When this scandal was breaking, Buffett was reportedly not happy with how CEO John Stumpf handled the matter. Whether Buffett played a role in this outcome may never be known. Regardless what the company and Buffett (and even Stumpf) may say in public, the reality is that the scandal and how it was handled cost Stumpf his job as chief executive at Wells Fargo.

In an interview on CNN last Friday, Buffett confirmed that he had not sold any Wells Fargo shares. What is not known is whether Berkshire Hathaway added shares. Buffett and his team applied earlier this year for their ownership to rise above the 10% regulatory hurdle. That may not actually require more share buying because of the Wells Fargo buyback plans, and Buffett had asked in that application earlier in 2016 to remain a passive stakeholder.

Berkshire Hathaway owned just over 479.7 million shares of Wells Fargo as of June 30, 2016. That was a 9.51% stake. Sadly, we may not know just how active Berkshire Hathaway got around the share price weakness for another quarter or so. The reason is that the 13F-HR filing due this week comes with a September 30, 2016 cutoff date.

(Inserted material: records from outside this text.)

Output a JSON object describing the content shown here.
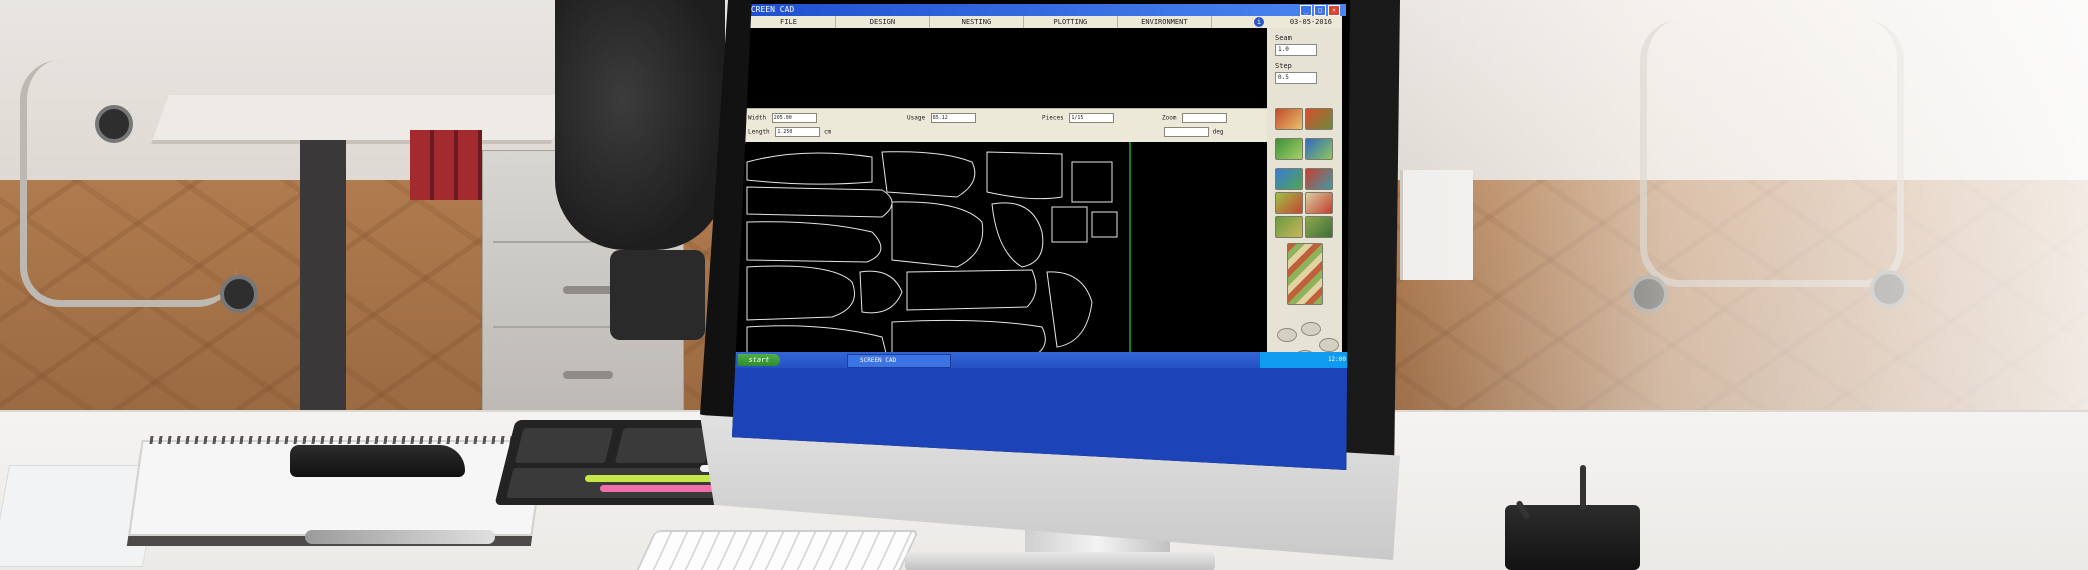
{
  "monitor": {
    "window_title": "SCREEN CAD",
    "menu": [
      "FILE",
      "DESIGN",
      "NESTING",
      "PLOTTING",
      "ENVIRONMENT"
    ],
    "date": "03-05-2016",
    "info_icon": "info-icon",
    "params": {
      "label_a": "Width",
      "value_a": "205.00",
      "label_b": "Length",
      "value_b": "1.250",
      "label_c": "Usage",
      "value_c": "85.12",
      "label_d": "Pieces",
      "value_d": "1/15",
      "label_e": "Zoom",
      "unit_a": "cm",
      "unit_b": "deg"
    },
    "side": {
      "field_1_label": "Seam",
      "field_1_value": "1.0",
      "field_2_label": "Step",
      "field_2_value": "0.5"
    },
    "taskbar": {
      "start_label": "start",
      "task_label": "SCREEN CAD",
      "clock": "12:00"
    }
  },
  "colors": {
    "canvas": "#000000",
    "pattern_line": "#e6e6e6",
    "marker_line": "#1fd12f",
    "xp_blue": "#1d43b8",
    "panel_bg": "#ece9d8"
  },
  "icons": [
    "info-icon",
    "close-icon",
    "maximize-icon",
    "minimize-icon",
    "scissors-icon",
    "pattern-tool-icon"
  ]
}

Just because Buffett isn’t selling more shares doesn’t mean that he is necessarily buying shares either. There is also the possibility that Buffett could be selling puts and being forced to buy more shares at lower prices if those shares drift lower — or collect the premium if the shares do not fall below a threshold.

Wells Fargo shares were above $50 at the start of September, but by the first week of October the low closing price was $43.75. Now, in the post-Trump rally, the shares are back up above $53.00.